NEW YORK (AP) — A man who drove off the road in this week’s snowstorm spent 10 hours trapped in his car after a passing plow and rapidly accumulating snow buried it, finally managing to get a 911 call through and being rescued in the nick of time by a New York state trooper.
Kevin Kresen, 58, of Candor, drove off the road in the town of Owego and became “plowed in by a truck,” state police said.
“If he was in there for another hour his body temperature would have gone lower, and I’m convinced he wouldn’t have made it,” State Police Sgt. Jason Cawley, who rescued the man, said in an interview.

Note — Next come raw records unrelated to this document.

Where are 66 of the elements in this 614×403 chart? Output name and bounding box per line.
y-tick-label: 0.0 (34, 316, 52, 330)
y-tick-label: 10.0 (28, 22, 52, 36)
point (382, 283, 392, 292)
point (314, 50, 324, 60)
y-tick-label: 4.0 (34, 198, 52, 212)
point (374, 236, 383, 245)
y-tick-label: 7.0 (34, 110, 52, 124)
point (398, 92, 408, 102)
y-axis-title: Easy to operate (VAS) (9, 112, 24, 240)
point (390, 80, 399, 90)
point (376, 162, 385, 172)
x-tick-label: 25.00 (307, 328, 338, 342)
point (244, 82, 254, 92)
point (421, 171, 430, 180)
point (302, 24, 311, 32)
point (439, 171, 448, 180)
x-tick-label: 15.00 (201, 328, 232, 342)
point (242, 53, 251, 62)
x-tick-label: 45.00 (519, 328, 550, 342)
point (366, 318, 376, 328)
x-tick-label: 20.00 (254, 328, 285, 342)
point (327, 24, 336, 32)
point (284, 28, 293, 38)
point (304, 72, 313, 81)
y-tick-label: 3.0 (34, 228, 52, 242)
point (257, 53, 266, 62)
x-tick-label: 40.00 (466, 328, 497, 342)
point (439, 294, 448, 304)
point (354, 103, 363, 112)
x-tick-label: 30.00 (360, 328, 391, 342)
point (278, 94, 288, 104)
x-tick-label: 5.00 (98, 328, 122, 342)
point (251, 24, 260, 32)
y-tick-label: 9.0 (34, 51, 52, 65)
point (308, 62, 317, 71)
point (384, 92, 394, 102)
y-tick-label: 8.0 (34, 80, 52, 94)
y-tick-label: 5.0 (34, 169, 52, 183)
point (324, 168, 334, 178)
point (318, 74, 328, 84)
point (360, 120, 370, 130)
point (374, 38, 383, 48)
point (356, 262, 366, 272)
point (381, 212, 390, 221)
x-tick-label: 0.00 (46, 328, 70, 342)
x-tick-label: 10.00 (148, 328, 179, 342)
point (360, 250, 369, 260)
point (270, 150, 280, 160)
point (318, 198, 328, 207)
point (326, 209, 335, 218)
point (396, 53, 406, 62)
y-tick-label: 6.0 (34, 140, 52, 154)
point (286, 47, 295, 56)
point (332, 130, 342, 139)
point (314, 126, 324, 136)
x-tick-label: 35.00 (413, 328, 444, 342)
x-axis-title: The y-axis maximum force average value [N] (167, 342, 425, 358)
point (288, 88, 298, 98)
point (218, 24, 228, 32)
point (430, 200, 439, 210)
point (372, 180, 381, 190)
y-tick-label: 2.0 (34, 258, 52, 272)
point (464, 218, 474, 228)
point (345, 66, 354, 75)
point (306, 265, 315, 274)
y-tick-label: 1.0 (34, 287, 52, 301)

Kresen drove into a ditch around midnight and called 911 through the wee hours of Thursday but had trouble connecting. The vehicle became completely disabled, authorities said, leaving Kresen without heat.

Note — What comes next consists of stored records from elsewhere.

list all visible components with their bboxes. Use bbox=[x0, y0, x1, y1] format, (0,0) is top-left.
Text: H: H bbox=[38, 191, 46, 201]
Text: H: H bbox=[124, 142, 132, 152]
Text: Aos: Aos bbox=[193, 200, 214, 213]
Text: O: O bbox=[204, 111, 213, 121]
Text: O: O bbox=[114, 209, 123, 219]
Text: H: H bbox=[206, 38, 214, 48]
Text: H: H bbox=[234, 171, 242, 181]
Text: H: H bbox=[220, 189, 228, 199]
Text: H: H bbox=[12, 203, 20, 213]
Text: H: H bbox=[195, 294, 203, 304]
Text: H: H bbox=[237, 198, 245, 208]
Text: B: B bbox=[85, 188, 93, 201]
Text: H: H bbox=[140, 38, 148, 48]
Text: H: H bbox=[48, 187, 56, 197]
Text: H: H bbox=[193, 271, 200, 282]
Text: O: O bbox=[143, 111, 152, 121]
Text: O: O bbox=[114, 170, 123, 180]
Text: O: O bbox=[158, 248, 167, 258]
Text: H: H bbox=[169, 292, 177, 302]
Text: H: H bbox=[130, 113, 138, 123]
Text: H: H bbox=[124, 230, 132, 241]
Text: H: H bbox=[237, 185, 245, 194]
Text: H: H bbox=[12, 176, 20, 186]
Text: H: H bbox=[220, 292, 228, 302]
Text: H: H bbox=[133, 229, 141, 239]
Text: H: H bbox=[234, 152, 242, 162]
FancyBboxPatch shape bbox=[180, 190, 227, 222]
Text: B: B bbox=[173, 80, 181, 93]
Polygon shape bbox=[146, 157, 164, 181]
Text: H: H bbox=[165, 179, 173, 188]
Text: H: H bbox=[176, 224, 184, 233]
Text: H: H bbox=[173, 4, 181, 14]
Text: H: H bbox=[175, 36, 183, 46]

“He finally got through a few times and was geolocated, but not very well because of the spottiness of the reception,” Cawley said.
First responders narrowed the call to a 3-mile stretch along the Susquehanna River in Owego, outside Binghamton, which got over 40 inches of snow in the storm. The storm covered Kresen’s car in snow, and at least one plow passed by as he remained trapped.

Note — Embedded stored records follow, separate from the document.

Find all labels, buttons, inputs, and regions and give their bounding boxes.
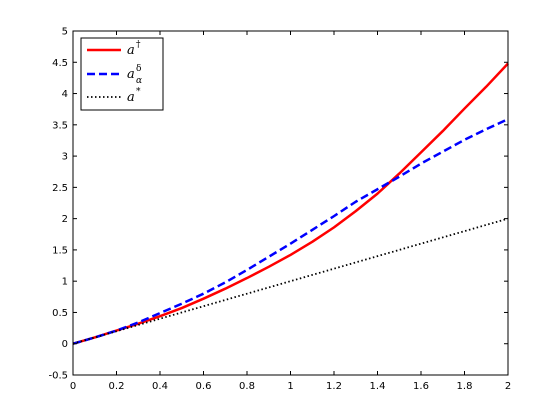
legend-label: a [127, 90, 135, 105]
x-tick-label: 0 [70, 381, 76, 392]
x-tick-label: 1.6 [413, 381, 429, 392]
x-tick-label: 2 [505, 381, 511, 392]
legend-label: a [127, 67, 135, 82]
series-line-1 [72, 62, 509, 345]
tick-layer: 0 0.2 0.4 0.6 0.8 1 1.2 1.4 1.6 1.8 2-0.500.511.52… [48, 27, 511, 393]
x-tick-label: 1.2 [326, 381, 342, 392]
y-tick-label: 0 [62, 339, 68, 350]
y-tick-label: 5 [62, 27, 68, 38]
series-line-2 [72, 118, 509, 345]
series-layer [72, 62, 509, 345]
legend-label-sub: α [136, 76, 142, 86]
legend: a †a δαa * [80, 37, 164, 111]
y-tick-label: 0.5 [52, 308, 68, 319]
x-tick-label: 1.4 [370, 381, 386, 392]
legend-label-sup: δ [136, 64, 141, 74]
legend-label-sup: † [136, 40, 141, 50]
x-tick-label: 0.4 [152, 381, 168, 392]
y-tick-label: 4.5 [52, 58, 68, 69]
x-tick-label: 0.8 [239, 381, 255, 392]
y-tick-label: 2.5 [52, 183, 68, 194]
y-tick-label: 2 [62, 214, 68, 225]
y-tick-label: 4 [62, 89, 68, 100]
legend-label: a [127, 43, 135, 58]
x-tick-label: 1 [287, 381, 293, 392]
y-tick-label: 3 [62, 152, 68, 163]
x-tick-label: 0.6 [196, 381, 212, 392]
y-tick-label: 1 [62, 277, 68, 288]
y-tick-label: 1.5 [52, 245, 68, 256]
x-tick-label: 1.8 [457, 381, 473, 392]
y-tick-label: 3.5 [52, 120, 68, 131]
x-tick-label: 0.2 [109, 381, 125, 392]
legend-label-sup: * [136, 87, 141, 97]
series-line-3 [72, 217, 509, 345]
y-tick-label: -0.5 [48, 371, 68, 382]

Cawley climbed miles of snowbanks, finally happening on one that looked slightly different and was in front of a house. He believed at first that he was looking at a row of mailboxes.
“I reached in to find which address I was at when I punched the side window of a car,” Cawley said. “I was a little shocked because I was actually standing almost on top of the car.”
The 22-year-veteran of the State Police cleared off the glass and asked whether anyone was inside.
“’I’m inside the car and I can’t feel my feet,’” Kresen told him.
“My heart jumped,” Cawley said. He dug Kresen out with the help of a passerby.
Kresen was suffering from hypothermia and frostbite and had gotten to the point where he had stopped shivering, Cawley said.
“That’s a very bad place to be when your body has stopped making heat and stopped trying to warm itself,” he said.
Kresen, whose speech was slurring, was helped into a marked police car and then driven to an ambulance, where he began warming up.
“He was grateful to have been pulled out,” said Cawley, who called the case his “first Arctic rescue.”